The Desire streetcar line ran from 1920 to 1948, connecting working-class Creole neighborhoods to Canal Street. Tennessee Williams rode it while living in the Quarter, and the route became the title for the most famous American play set in New Orleans. The stage direction is real. When Blanche DuBois tells the audience to "take a streetcar named Desire, transfer to one called Cemeteries," both lines existed on the city's transit map. Williams wrote geography, not just metaphor. The line was replaced by a bus in 1948. Nothing of the original infrastructure remains. New Orleans was the largest city in the South when the Civil War began, built as the nation's dominant cotton port, exporting most of the country's output to Western Europe and New England. The city had been founded by the French in 1718 on a sharp bend of the Mississippi, chosen for the natural levee and control of the entire river valley. For more than a century, the port connected the interior of the continent to the world. The streetcar connected the working neighborhoods to the commercial spine of a city that had always run on that tension between river and trade, labor and exchange. Desire Street still cuts through the Bywater. The rails are gone, but the name remains—attached now only to asphalt and the play that made it permanent.

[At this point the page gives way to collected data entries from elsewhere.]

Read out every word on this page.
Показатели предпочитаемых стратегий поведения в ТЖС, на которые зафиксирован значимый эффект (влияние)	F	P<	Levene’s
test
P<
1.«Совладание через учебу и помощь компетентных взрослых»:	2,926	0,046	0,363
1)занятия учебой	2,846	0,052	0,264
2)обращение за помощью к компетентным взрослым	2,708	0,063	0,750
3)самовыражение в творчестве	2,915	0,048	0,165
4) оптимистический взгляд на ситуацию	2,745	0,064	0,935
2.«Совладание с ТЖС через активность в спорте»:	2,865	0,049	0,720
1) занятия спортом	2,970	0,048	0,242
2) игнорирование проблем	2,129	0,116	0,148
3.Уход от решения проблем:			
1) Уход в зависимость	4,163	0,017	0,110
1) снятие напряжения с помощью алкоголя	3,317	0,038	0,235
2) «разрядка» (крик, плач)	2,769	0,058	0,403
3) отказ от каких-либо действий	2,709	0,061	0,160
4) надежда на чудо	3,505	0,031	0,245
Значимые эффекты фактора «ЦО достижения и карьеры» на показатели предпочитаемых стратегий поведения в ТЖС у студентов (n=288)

- ·The Desire streetcar line ran from 1920 to 1948, connecting working-class Creole neighborhoods to Canal Street.
- ·Tennessee Williams rode the line while living in the Quarter and used it as the title for the most famous American play set in New Orleans.
- ·Blanche DuBois's stage direction — 'take a streetcar named Desire, transfer to one called Cemeteries' — is geographically accurate; both lines existed.
- ·The line was replaced by a bus in 1948; nothing of the original route infrastructure remains.
- ·The Desire Street still exists in the Bywater neighborhood.